RIO - Enquanto segue a dança das cadeiras nas escolas de samba, nesta sexta-feira a São Clemente anunciou, de uma só vez, o primeiro enredo de 2018, seu novo carnavalesco e, de quebra, confirmou uma tendência que vem oxigenando os desfiles: no ano em que celebrará na Sapucaí os dois séculos da Escola de Belas Artes (EBA) da UFRJ, a preto e amarelo terá um ex-aluno da instituição federal, Jorge Silveira, de 36 anos, à frente da criação de suas alegorias. Ele se juntará a outros jovens talentos da EBA, que já estão no Grupo Especial: Leandro Vieira, da Mangueira, e Jack Vasconcelos, da Tuiuti.

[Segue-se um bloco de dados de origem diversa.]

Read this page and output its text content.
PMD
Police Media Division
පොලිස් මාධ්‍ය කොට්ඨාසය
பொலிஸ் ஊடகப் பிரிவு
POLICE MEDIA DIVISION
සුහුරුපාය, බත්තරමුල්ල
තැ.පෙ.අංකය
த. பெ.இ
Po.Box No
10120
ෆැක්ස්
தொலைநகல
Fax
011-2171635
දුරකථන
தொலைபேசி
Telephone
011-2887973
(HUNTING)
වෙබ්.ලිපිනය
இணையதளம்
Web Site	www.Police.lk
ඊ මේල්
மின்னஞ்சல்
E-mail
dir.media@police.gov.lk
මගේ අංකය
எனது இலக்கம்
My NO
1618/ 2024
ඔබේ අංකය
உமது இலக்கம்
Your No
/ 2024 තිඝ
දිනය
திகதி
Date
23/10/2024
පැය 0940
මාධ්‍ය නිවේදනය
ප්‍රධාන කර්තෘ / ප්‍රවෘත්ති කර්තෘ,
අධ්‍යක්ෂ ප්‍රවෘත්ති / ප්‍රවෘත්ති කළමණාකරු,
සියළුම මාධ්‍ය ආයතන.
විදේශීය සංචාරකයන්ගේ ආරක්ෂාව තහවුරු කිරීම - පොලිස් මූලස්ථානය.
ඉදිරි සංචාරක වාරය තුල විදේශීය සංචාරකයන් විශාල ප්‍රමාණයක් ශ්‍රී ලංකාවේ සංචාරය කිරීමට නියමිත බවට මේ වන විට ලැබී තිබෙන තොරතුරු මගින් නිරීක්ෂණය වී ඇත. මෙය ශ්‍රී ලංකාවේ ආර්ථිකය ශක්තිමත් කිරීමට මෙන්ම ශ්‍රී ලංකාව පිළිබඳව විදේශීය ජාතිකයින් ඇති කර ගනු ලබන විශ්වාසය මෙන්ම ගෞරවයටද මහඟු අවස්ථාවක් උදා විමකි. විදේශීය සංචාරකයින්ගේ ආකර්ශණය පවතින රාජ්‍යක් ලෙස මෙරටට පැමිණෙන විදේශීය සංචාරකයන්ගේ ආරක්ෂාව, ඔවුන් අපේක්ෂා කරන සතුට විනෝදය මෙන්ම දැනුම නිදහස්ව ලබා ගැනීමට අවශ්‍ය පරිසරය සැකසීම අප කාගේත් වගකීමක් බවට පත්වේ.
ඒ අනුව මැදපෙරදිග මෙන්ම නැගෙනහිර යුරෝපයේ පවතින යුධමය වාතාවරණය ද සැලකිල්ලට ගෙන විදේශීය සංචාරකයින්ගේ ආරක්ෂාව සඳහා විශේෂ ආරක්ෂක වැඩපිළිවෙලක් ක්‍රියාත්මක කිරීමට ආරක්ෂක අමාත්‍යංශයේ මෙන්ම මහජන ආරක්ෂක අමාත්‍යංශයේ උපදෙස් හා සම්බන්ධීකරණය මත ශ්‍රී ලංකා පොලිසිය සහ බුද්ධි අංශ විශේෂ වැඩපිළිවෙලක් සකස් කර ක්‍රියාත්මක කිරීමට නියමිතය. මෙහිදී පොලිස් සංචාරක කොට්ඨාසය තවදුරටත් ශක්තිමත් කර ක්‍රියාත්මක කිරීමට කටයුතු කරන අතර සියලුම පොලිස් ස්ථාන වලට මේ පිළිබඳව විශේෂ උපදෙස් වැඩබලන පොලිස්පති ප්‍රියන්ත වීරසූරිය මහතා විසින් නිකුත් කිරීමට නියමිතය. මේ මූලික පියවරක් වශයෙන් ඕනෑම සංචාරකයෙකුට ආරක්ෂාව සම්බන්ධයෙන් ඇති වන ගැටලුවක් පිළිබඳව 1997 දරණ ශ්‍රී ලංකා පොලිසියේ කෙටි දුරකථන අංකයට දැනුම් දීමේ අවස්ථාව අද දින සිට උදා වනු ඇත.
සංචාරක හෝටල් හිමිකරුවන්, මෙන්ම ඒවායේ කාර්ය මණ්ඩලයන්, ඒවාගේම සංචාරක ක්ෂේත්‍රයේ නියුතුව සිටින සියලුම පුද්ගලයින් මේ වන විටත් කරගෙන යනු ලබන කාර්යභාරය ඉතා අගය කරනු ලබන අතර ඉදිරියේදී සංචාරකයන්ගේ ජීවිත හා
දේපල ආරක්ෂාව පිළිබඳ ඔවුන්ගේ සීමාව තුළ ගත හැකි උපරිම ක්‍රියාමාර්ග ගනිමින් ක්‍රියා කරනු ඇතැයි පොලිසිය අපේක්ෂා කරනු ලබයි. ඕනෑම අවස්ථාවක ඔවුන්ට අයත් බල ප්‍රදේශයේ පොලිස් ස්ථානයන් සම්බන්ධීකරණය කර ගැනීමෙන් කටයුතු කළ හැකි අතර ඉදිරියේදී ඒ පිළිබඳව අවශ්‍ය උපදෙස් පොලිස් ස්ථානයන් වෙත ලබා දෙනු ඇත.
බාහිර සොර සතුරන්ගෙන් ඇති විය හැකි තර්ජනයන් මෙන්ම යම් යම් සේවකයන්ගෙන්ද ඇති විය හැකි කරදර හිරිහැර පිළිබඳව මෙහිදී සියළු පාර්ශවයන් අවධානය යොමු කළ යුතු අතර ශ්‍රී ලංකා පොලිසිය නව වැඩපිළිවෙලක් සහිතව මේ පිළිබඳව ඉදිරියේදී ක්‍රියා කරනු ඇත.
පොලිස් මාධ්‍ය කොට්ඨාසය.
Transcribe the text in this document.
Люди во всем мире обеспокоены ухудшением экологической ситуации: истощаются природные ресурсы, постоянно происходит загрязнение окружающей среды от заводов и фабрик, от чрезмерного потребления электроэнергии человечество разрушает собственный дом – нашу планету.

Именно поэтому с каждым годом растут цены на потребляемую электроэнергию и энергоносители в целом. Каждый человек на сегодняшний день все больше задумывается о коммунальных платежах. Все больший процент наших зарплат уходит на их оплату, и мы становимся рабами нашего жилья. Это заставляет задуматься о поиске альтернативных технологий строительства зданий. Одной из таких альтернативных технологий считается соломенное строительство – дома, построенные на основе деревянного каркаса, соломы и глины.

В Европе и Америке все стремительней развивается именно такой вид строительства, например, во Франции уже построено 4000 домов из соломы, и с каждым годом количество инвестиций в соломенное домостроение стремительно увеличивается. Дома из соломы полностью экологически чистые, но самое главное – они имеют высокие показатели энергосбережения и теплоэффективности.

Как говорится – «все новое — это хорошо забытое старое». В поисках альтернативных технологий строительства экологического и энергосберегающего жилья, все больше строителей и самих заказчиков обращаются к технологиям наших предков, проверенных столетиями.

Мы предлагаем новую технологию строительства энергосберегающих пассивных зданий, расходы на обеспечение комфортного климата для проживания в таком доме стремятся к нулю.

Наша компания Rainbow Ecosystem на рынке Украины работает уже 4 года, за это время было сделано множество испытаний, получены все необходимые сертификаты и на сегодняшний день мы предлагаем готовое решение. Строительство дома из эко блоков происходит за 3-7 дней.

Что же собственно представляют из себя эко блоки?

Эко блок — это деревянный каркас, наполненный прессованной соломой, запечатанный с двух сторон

Na agremiação de Botafogo, Jorge será substituto de Rosa Magalhães, representante de uma geração da EBA que transformou os carnavais a partir da década de 1960, com a chegada do cenógrafo e professor Fernando Pamplona ao Salgueiro. Ela trocou a São Clemente pela atual campeã, Portela. Jorge chega para desenvolver o enredo "Academicamente popular". No carnaval deste ano, ele assinou seu primeiro desfile no Rio de Janeiro, na vice-campeã da Série A, a Viradouro.
- Sem dúvida é uma reaproximação da Escola de Belas Artes com o carnaval. Fico feliz que a juventude que está chegando esteja com o respaldo e o conhecimento das raízes da academia, valorizando aqueles que foram o sustentáculo do grande crescimento do carnaval dos anos 1960 e 1970. É um retorno aos valores que fundamentam o carnaval moderno - afirma Jorge.
Recentemente, depois de uma geração formada nos barracões, Jack deu as caras em escolas como a União da Ilha. Até que, dois anos atrás, Leandro Vieira estreou como carnavalesco na Caprichosos, na Série A, e chamou a atenção da Mangueira. Em 2016, logo em seu primeiro desfile pelo Grupo Especial, na verde e rosa, conquistou o campeonato, com a homenagem à Maria Bethânia.